Sandra Smith

Professor, Harvard University

After 16 years in the Department of Sociology at the University of California-Berkeley, Sandra Susan Smith will join the faculty at Harvard University as Daniel & Florence Guggenheim Professor of Criminal Justice, the Director of the Program on Criminal Justice, and the Carol K. Pforzheimer Professor at the Radcliffe Institute. Primarily a qualitative researcher, Smith has a longstanding interest in questions of urban poverty and joblessness, social capital and social networks, job search, racial inequality, and trust. Her first book, Lone Pursuit: Distrust and Defensive Individualism among the Black Poor (Russell Sage Foundation) and her forthcoming book, Cultural Logics of Job-Matching Assistance (also likely with RSF), both seek to make sense of the conditions that facilitate social capital mobilization for job-finding. Smith’s interests have recently expanded, however, to include criminal justice issues, with special attention to the front-end of criminal case processing, a direct result of membership in the Executive Session on Community Corrections at Harvard’s Kennedy School. Smith’s recent work considers the extent to which and how institutional arrangements related to the front end of penal contact contribute to the reproduction of racial and class inequalities.

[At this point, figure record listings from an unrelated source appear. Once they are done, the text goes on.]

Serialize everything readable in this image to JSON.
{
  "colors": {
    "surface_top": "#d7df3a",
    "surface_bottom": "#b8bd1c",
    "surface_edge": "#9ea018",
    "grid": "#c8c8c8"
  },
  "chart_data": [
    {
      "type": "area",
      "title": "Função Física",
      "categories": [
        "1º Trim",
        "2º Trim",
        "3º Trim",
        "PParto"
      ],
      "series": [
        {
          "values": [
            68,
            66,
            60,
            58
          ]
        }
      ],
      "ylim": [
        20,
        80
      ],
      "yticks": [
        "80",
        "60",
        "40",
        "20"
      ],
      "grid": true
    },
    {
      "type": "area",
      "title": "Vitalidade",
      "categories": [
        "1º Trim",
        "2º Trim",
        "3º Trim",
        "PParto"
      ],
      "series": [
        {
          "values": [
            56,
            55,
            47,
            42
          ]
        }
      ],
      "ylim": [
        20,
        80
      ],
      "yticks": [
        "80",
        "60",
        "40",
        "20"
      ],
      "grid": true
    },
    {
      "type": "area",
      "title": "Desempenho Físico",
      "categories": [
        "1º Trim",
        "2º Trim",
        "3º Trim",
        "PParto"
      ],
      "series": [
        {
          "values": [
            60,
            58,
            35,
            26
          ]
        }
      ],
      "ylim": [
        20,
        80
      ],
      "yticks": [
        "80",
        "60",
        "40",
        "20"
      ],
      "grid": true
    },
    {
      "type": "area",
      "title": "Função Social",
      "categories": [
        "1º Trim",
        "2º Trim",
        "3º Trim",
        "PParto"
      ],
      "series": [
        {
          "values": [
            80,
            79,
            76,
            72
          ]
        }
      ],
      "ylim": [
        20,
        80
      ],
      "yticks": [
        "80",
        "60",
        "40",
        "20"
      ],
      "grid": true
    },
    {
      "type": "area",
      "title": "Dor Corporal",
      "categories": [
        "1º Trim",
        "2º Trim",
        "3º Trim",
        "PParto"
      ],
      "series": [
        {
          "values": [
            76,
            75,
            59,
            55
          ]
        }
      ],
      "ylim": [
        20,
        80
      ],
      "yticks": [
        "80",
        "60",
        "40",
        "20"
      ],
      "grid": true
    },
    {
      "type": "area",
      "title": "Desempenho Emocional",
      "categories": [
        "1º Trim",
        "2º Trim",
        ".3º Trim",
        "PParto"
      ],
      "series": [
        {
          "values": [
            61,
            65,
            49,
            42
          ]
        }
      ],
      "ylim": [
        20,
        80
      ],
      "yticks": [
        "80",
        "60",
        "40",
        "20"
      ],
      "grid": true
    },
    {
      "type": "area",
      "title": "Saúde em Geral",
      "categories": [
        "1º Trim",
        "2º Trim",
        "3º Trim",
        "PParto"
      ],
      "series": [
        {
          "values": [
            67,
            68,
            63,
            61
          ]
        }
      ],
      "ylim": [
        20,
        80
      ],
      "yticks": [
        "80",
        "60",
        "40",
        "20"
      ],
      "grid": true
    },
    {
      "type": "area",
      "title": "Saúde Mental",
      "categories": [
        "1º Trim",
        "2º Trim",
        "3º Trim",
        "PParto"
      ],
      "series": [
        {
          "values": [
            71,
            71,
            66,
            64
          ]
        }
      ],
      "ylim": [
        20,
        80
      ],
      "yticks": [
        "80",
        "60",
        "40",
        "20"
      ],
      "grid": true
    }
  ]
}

With a generous grant from the Laura and John Arnold Foundation, she has recently wrapped up data collection for a large, four-city qualitative study of the front end of criminal case processing, with a focus on how pretrial detention and diversion affect justice-involved individuals’ future involvement with crime. In addition to her books, Smith’s research on this and related topics has also been published in a number of peer-reviewed journals, including the American Journal of Sociology, The Annals of the American Academy of Political and Social Sciences, the Annual Review of Sociology, Criminal Justice Policy Review, The DuBois Review, Racial and Ethnic Studies, Social Science Research, Social Problems, The Sociological Quarterly, and Work and Occupations. Along with Jonathan Simon, Smith co-edited the March 2020 issue of the RSF: The Russell Sage Foundation Journal of the Social Sciences. The issue highlights eight terrific empirical studies by scholars from various disciplines that examine the criminal justice system as a labor market institution.